The answer to the second question is easy. It isn't a mystery.
I know, I know -- college admissions officials say they aren't looking for a minimum test score or grade point average, not everyone has to do community service, and essays and interviews may or may not strengthen a student's application file.
But just because that answer doesn't produce a formula predicting a student's chances for admission, it doesn't mean the process is a mystery. In fact, it is a process very familiar to anyone in the business world.
Consider this. An executive picks up a ringing phone and hears someone sobbing on the line. "I don't understand" the voice says, choking back tears, "I had superb scores, my letters were impeccable, and you yourself said my interview was great. What went wrong?"
This certainly is the conversation hundreds of college admissions executives recently had with students who didn't get admitted to college, but it's also the conversation thousands of business executives have had with applicants who didn't get the administrative assistant's job at their company.
An applicant had wonderful reference letters, did stellar work on the typing test, and showed great timing with the joke they made in the interview, but they still didn't get the job.
Anyone on a hiring committee knows how awkward these calls can be, because nothing you say is all that comforting -- even the truth. "We were very impressed by your energy and your skills, and it was really a tough decision.
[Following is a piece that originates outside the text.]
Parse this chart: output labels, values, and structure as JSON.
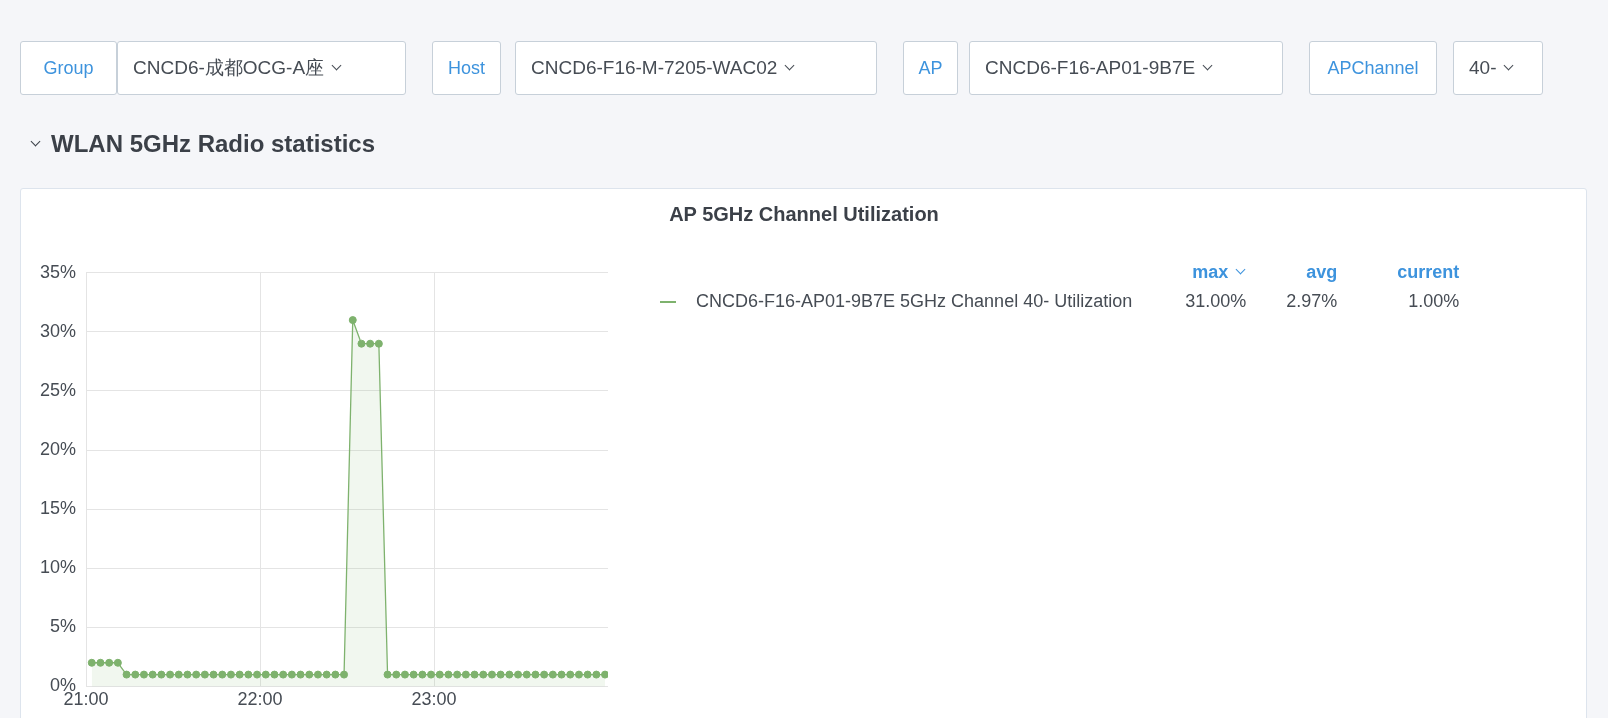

But we were flooded with more applicants than ever before, and while you would have been very successful here, we simply didn't have room to accommodate every strong candidate."
Read that to the nearest high school senior, and see if it rings a bell.
Comparisons between the business world and college admissions have their limits, especially when it comes to measuring success.
Still, anyone who's ever had to look a bright young face in the eye and say "What would you bring to this company?" should be able to relate to the messy mix of college admissions decisions in a heartbeat and respect it for what it is; an effort to make the best decision for an applicant, using qualities that can and can't be measured, while meeting the ever-changing needs of the institution itself.
Champions of the campaign to make schools more like businesses, take note. The college admissions office long ago took a page from your human resources playbook -- and unlike HR, they get calls from parents of unsuccessful applicants. That alone deserves some recognition.
Finally, it's interesting to note most of the prolonged head scratching and chest-thumping that happened this year came from the parents of high school seniors, and not the students themselves. The students who received the bad news have already fallen in love with another college they wisely applied to last fall, and they are looking forward to building a bright future there come this September.
That right there should tell you what it all really means for next year's aspiring applicants.